Guns and Suicides
by evanmcmurry
Richard Florida brings ye olde scientific method to bear on the recent surge in suicides and finds that the most readily available, obvious explanation—the economic downturn—doesn’t fly. Break the suicide rate down by state, and the highest increases occur in states with relatively stable economies, while states with harder-hit economies saw no surge in deaths.
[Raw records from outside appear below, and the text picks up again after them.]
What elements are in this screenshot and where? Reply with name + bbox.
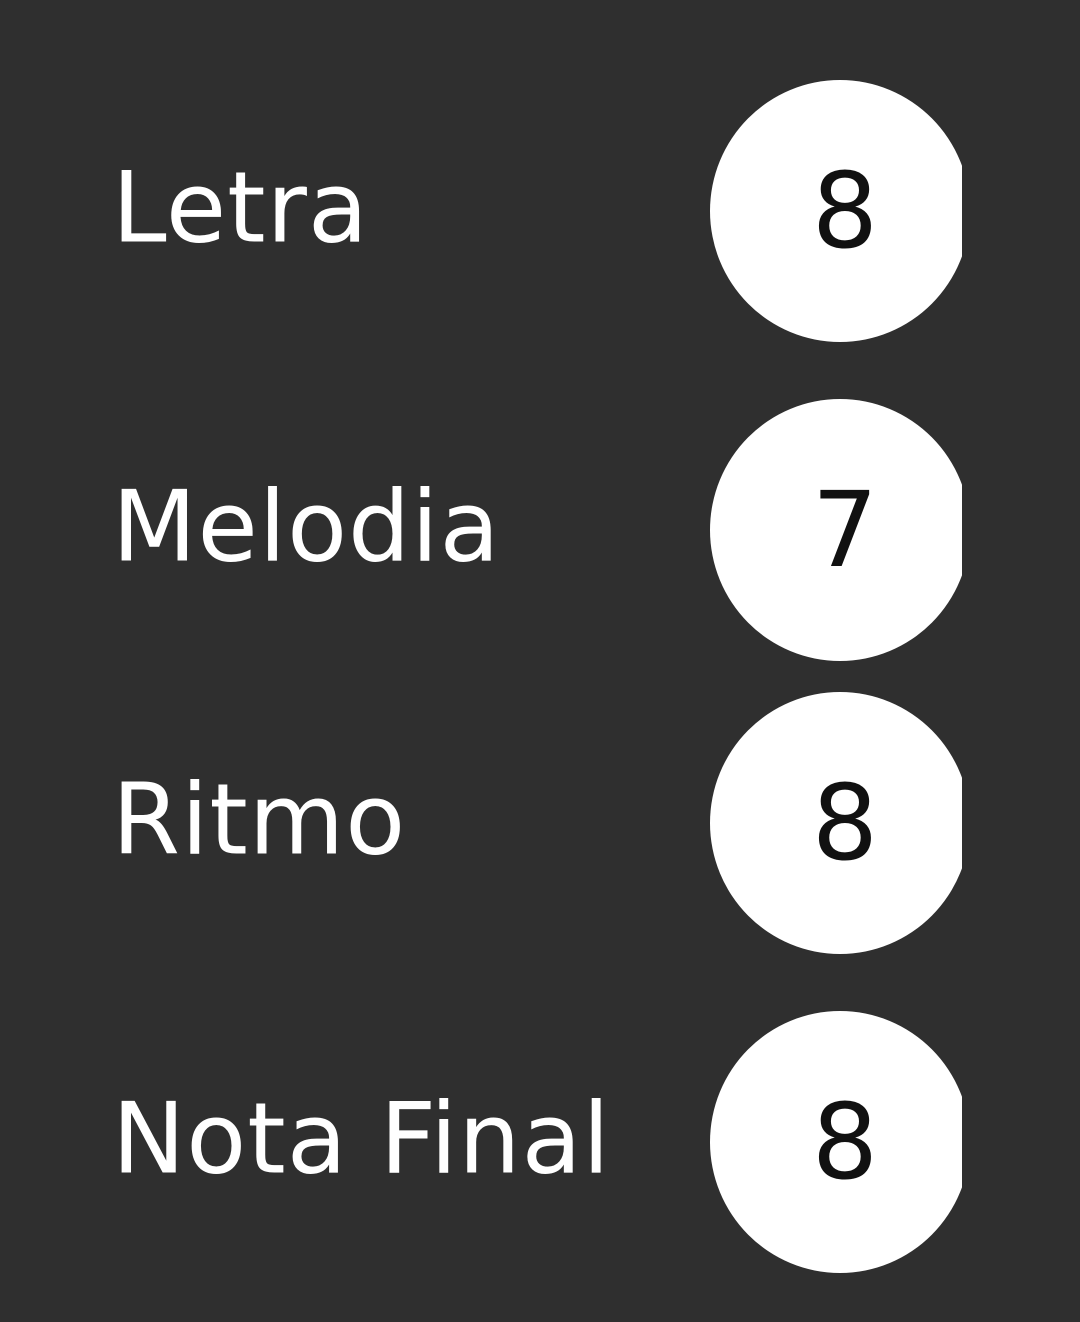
rating-row-nota-final: Nota Final 8 [0, 1011, 1080, 1273]
rating-row-ritmo: Ritmo 8 [0, 692, 1080, 954]
rating-row-melodia: Melodia 7 [0, 399, 1080, 661]
rating-label: Nota Final [112, 1082, 611, 1197]
score-badge: 8 [710, 692, 962, 954]
score-badge: 8 [710, 80, 962, 342]
score-value: 8 [811, 762, 879, 884]
rating-row-letra: Letra 8 [0, 80, 1080, 342]
score-value: 8 [811, 1081, 879, 1203]
rating-label: Ritmo [112, 763, 407, 878]
score-badge: 8 [710, 1011, 962, 1273]
rating-label: Letra [112, 151, 369, 266]
score-value: 7 [811, 469, 879, 591]
score-badge: 7 [710, 399, 962, 661]
rating-label: Melodia [112, 470, 501, 585]
score-value: 8 [811, 150, 879, 272]
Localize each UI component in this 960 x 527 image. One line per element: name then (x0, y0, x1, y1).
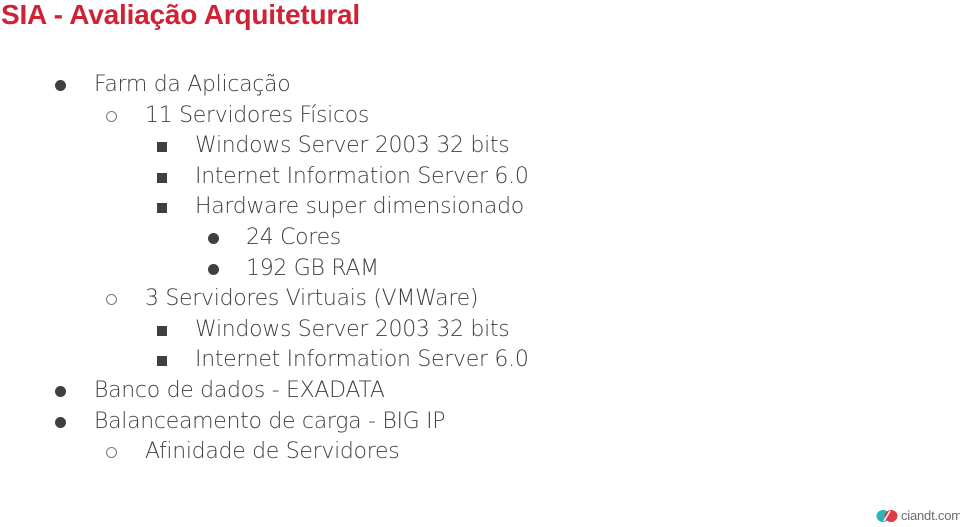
outline-item: Internet Information Server 6.0 (0, 162, 960, 192)
outline-item: Windows Server 2003 32 bits (0, 131, 960, 161)
outline-item-text: Windows Server 2003 32 bits (195, 133, 510, 159)
outline-item-text: 11 Servidores Físicos (145, 102, 370, 128)
slide-title: SIA - Avaliação Arquitetural (1, 0, 361, 30)
outline-item: Balanceamento de carga - BIG IP (0, 407, 960, 437)
logo-text: ciandt.com (901, 507, 960, 523)
bullet-disc-icon (55, 80, 66, 91)
bullet-circle-icon (106, 447, 117, 459)
bullet-disc-icon (55, 386, 66, 397)
outline-item: Hardware super dimensionado (0, 192, 960, 222)
outline-item: Banco de dados - EXADATA (0, 376, 960, 406)
outline-item-text: 24 Cores (246, 225, 341, 250)
outline-item: Windows Server 2003 32 bits (0, 315, 960, 345)
outline-item-text: Internet Information Server 6.0 (195, 163, 529, 189)
bullet-square-icon (157, 203, 167, 214)
outline-item: Afinidade de Servidores (0, 437, 960, 467)
bullet-square-icon (157, 142, 167, 153)
bullet-square-icon (157, 325, 167, 336)
outline-item-text: Balanceamento de carga - BIG IP (94, 408, 446, 434)
bullet-square-icon (157, 356, 167, 367)
outline-item-text: Farm da Aplicação (94, 72, 291, 97)
outline-item-text: Windows Server 2003 32 bits (195, 316, 510, 342)
bullet-circle-icon (106, 110, 117, 122)
bullet-circle-icon (106, 294, 117, 306)
ciandt-logo: ciandt.com (876, 506, 960, 524)
outline-item-text: Internet Information Server 6.0 (195, 347, 529, 373)
outline-item: Internet Information Server 6.0 (0, 345, 960, 375)
bullet-square-icon (157, 172, 167, 183)
bullet-disc-icon (208, 233, 219, 244)
outline-item: Farm da Aplicação (0, 70, 960, 100)
outline-item: 192 GB RAM (0, 254, 960, 284)
outline-item-text: Hardware super dimensionado (195, 194, 524, 220)
outline-item-text: 192 GB RAM (246, 255, 379, 281)
outline-item: 3 Servidores Virtuais (VMWare) (0, 284, 960, 314)
outline-item-text: Afinidade de Servidores (145, 439, 400, 465)
bullet-disc-icon (208, 263, 219, 275)
ciandt-logo-icon (876, 508, 898, 522)
bullet-disc-icon (55, 416, 66, 428)
outline-item: 11 Servidores Físicos (0, 101, 960, 131)
outline-item-text: Banco de dados - EXADATA (94, 378, 385, 403)
outline-item-text: 3 Servidores Virtuais (VMWare) (145, 286, 479, 312)
outline-item: 24 Cores (0, 223, 960, 253)
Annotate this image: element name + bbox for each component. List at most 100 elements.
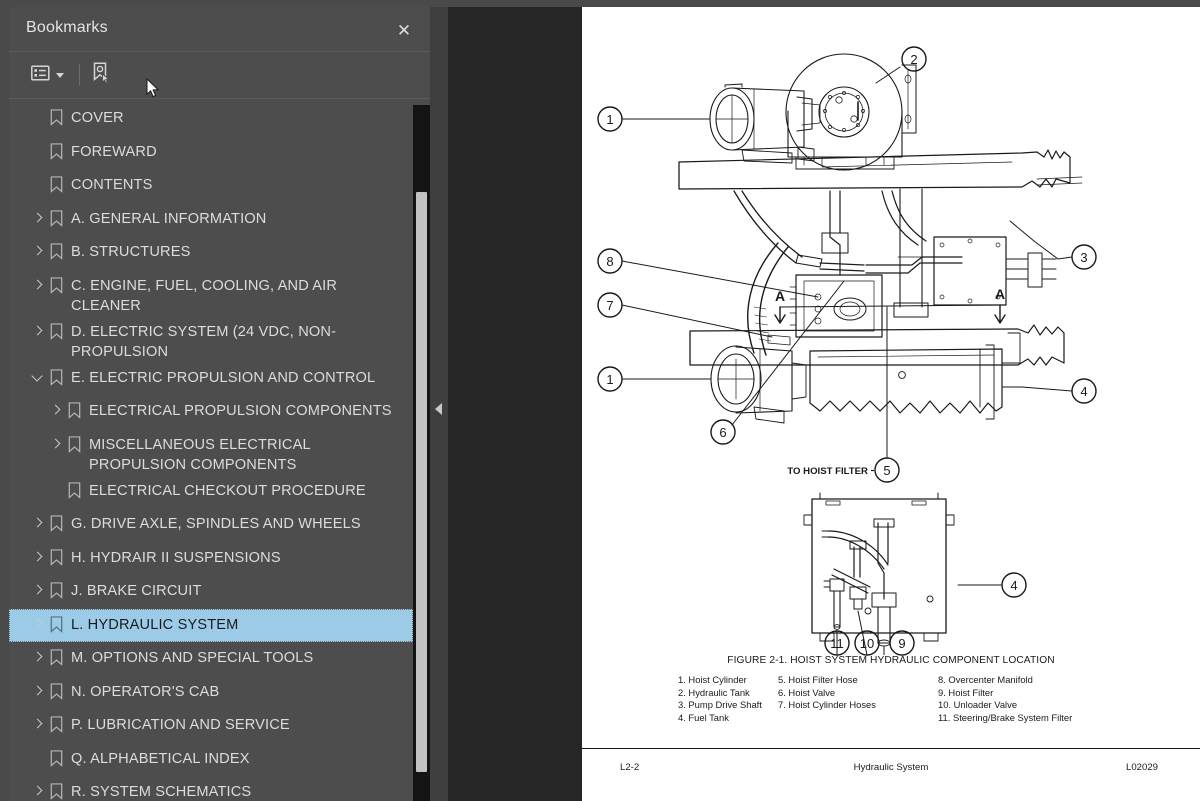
bookmark-label: D. ELECTRIC SYSTEM (24 VDC, NON-PROPULSI… <box>71 323 337 360</box>
bookmark-row[interactable]: CONTENTS <box>9 169 413 203</box>
bookmark-icon <box>50 548 63 566</box>
svg-text:3: 3 <box>1080 250 1087 265</box>
chevron-right-icon[interactable] <box>32 325 45 339</box>
bookmark-row[interactable]: D. ELECTRIC SYSTEM (24 VDC, NON-PROPULSI… <box>9 316 413 362</box>
svg-text:11: 11 <box>830 636 844 651</box>
bookmark-icon <box>50 649 63 666</box>
bookmark-row[interactable]: C. ENGINE, FUEL, COOLING, AND AIR CLEANE… <box>9 270 413 316</box>
bookmarks-scrollbar-thumb[interactable] <box>416 192 427 772</box>
bookmarks-tree: COVER FOREWARD CONTENTS A. GENERAL INFORMAT… <box>9 100 413 801</box>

What the increases do match is gun ownership. Across the fifty states, deaths by poisoning or suffocation are the same; states with high gun ownership, however, saw increases in suicides:
A Harvard School of Public Health study found gun ownership to be the overriding factor in accounting for state-by-state differences in suicide after controlling for mental illness, drug and alcohol abuse, and other factors. A website for a Harvard suicide-prevention campaign explains: “The higher suicide rates result from higher firearm suicides; the non-firearm suicide rate is about equal across states.” The Harvard School of Public Health News, which summarized the main findings of the study, notes that “in states where guns were prevalent—as in Wyoming, where 63 percent of households reported owning guns—rates of suicide were higher. The inverse was also true: where gun ownership was less common, suicide rates were also lower.”
This is yet another reminder of how little the “good guy with a gun/bad guy with a gun” pablum being paddled by Wayne LaPierre has to do with anything.